[PATCH] math: Implement remainder(x, y)

Mostly ported from the amd-builtins branch.

The amd-builtins branch uses __amdil_improved_fdiv_f32 and FTZ which aren't
available in generic CLC.

__amdil_improved_fdiv_f32 points to native_divide which does
native_recip(y)*x.

Since we don't have native_divide or native_recip yet, I've just stuck an
actual division here.

I've taken a shot at a replacement for FTZ(x), but feel free to suggest
alternatives.

Tested via piglit on a Radeon HD 7850 using the tests just sent to that list.

Signed-off-by: Aaron Watry <awatry@gmail.com>

Mostly ported from the amd-builtins branch.

The amd-builtins branch uses __amdil_improved_fdiv_f32 and FTZ which aren't
available in generic CLC.

__amdil_improved_fdiv_f32 points to native_divide which does
native_recip(y)*x.

Since we don't have native_divide or native_recip yet, I've just stuck an
actual division here.

Those can just be trivially implemented as the regular divide. Refinements would be to use the intrinsic (should only be needed for f64, f32/f16 it should should just happen for amdgcn)

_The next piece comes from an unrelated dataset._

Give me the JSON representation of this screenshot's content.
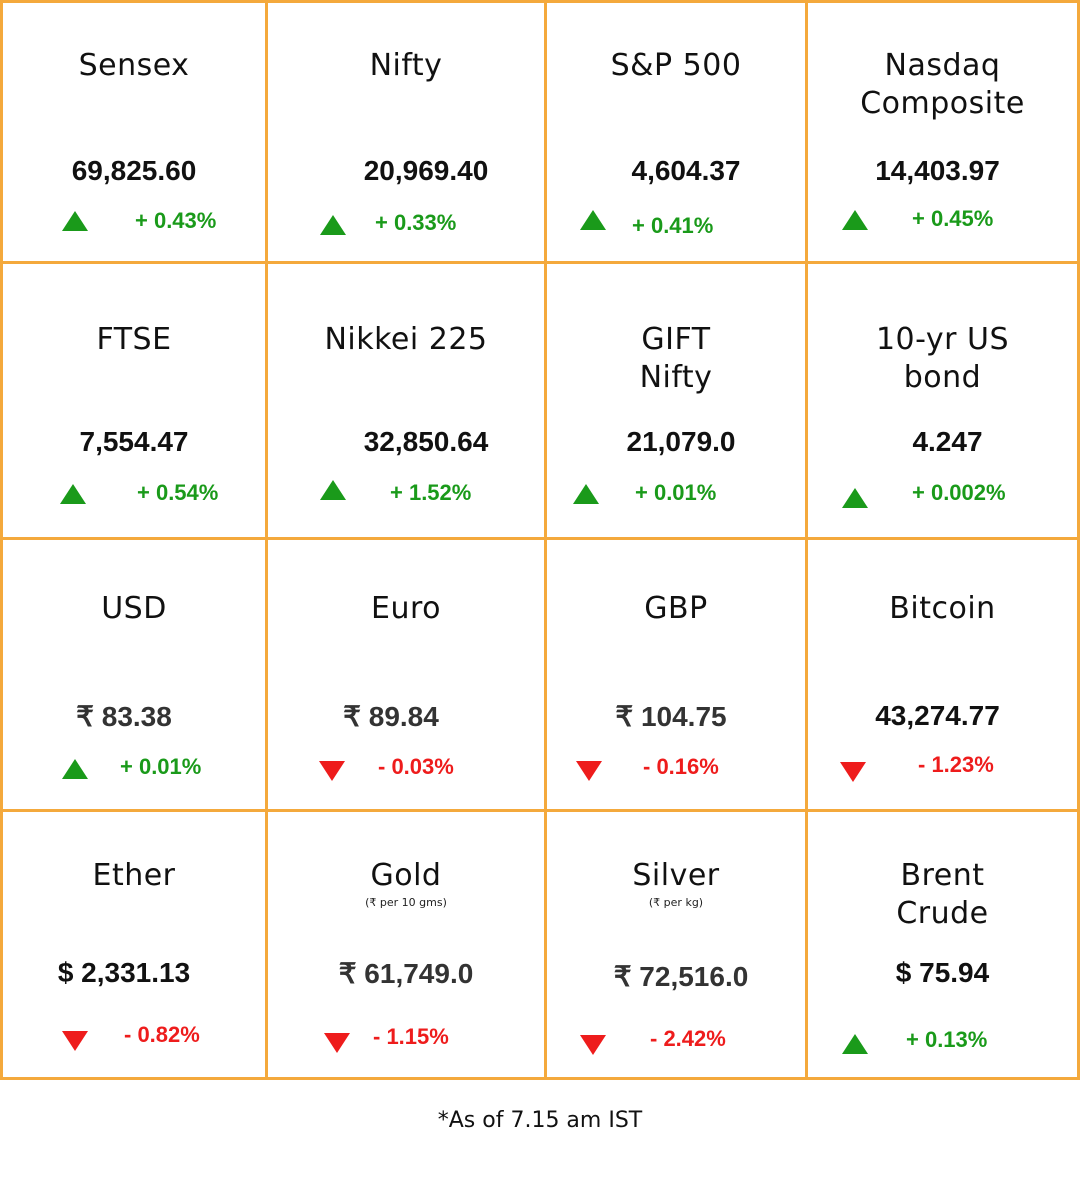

I've taken a shot at a replacement for FTZ(x), but feel free to suggest
alternatives.

A denormal flush function should be implemented with llvm.canonicalize (for subtargets where f32 denormals are off by default, which is always true now but will probably change for VI). It’s only implemented for amdgcn in the backend currently

-Matt